AFTER A GENERAL TELLS OF KILLING POWS IN 1956, ISRAELIS ARGUE OVER ETHICS OF WAR, The New York Times, August 21, 1995:
At the same time, a reporter for Yediot Ahronot, Gabi Bron, described atrocities that he witnessed in the 1967 war: 'The Egyptian prisoners of war were ordered to dig pits and then army police shot them to death.
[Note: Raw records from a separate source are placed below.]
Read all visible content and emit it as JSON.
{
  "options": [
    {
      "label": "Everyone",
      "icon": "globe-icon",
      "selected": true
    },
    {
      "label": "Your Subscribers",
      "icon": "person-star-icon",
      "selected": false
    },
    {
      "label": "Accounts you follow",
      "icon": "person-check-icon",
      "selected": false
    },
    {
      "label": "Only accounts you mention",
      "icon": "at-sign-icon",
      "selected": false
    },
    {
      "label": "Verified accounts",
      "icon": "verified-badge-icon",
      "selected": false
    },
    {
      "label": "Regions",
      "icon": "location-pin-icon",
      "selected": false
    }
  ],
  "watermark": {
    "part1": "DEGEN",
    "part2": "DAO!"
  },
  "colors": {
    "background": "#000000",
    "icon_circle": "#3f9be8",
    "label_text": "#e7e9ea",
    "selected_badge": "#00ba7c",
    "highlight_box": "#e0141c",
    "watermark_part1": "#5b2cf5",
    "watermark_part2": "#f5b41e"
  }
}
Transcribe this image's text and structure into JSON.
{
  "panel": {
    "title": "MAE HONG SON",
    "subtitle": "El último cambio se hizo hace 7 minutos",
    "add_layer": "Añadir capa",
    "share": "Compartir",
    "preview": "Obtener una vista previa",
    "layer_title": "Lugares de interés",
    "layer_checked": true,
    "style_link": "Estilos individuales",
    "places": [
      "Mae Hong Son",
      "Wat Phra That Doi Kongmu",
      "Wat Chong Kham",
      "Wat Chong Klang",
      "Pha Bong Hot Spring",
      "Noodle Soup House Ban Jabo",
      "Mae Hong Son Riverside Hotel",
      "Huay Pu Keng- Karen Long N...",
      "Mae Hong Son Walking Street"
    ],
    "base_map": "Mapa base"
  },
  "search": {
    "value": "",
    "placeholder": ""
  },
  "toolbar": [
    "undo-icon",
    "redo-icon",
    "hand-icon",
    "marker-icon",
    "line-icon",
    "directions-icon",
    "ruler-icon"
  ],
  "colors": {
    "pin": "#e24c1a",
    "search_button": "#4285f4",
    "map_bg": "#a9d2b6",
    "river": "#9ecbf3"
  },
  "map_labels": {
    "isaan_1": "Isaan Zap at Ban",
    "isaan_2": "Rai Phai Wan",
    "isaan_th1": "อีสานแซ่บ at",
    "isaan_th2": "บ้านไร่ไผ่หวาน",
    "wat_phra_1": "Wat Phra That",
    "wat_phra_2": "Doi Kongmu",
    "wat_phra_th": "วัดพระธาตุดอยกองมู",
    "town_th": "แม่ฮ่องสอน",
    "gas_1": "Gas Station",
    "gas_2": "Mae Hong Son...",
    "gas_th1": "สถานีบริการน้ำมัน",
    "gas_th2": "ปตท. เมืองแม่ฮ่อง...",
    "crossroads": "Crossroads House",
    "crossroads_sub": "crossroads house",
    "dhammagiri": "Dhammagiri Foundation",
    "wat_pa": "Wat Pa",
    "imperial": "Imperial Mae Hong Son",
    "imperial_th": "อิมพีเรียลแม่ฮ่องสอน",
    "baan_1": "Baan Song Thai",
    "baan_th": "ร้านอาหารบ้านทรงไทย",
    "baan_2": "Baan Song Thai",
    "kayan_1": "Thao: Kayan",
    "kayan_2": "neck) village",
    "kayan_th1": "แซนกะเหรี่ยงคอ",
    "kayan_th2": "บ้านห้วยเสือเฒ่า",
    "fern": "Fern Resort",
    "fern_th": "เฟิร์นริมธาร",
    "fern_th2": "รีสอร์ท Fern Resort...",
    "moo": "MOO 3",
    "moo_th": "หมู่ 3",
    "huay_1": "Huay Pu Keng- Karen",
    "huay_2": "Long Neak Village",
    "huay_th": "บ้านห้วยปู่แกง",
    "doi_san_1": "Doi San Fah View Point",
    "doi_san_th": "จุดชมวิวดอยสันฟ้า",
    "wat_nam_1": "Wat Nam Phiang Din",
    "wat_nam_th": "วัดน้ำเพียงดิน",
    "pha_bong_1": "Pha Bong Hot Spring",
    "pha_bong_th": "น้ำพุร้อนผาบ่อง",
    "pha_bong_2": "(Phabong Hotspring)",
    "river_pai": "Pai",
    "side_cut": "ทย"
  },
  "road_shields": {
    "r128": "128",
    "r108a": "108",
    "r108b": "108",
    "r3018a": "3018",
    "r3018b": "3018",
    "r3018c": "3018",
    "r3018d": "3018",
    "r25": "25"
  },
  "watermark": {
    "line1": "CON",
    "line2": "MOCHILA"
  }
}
I witnessed the executions with my own eyes in the morning of June 8, in the airport area of El Arish.'
EGYPT SAYS ISRAELIS KILLED POWS IN '67 WAR, The New York Times, September 21, 1995:
Egypt said today that it had discovered two mass graves in the Sinai [near El Arish] containing the remains of Egyptian prisoners of war and unarmed civilians shot by Israeli soldiers during the 1967 war. . . . At the same time, an Israeli historian said that as many as 300 unarmed Egyptian were killed in both the 1967 war and in the war of 1956. Those reports led to other allegations and revelations. . . . 'I saw a line of prisoners, civilians and military, and they opened fire at them all at once,' Mr. [Abdelsalam] Moussa was quoted as saying. 'When they were dead, they told us to bury them. . . Al Ahram [an Egyptian newspaper] also quoted a bedouin, Suleman Moghnem Salameh, who said he saw Israelis kill about 30 Egyptian soldiers and officers after they surrendered, leaving them for the Bedouins to bury. . . . President Mubarak has called for an investigation in Israel and punishment of those responsible. Israel responded by sending Elli Dayan, a Deputy Foreign Minister, to discuss the matter. During his visit here, he offered compensation to the victims but noted Israel's 20-year statute of limitations.
So I gather it is OK to brush off arab allegations of executing POW's with a arrogant dismissive hand and quote some fucking 20-year statute of limitations in order to escape justice, but then whine like yapping dogs about aging German Nazi's that have one foot in the grave for committing equally heinous acts. How long ago was that? 65 fucking years ago!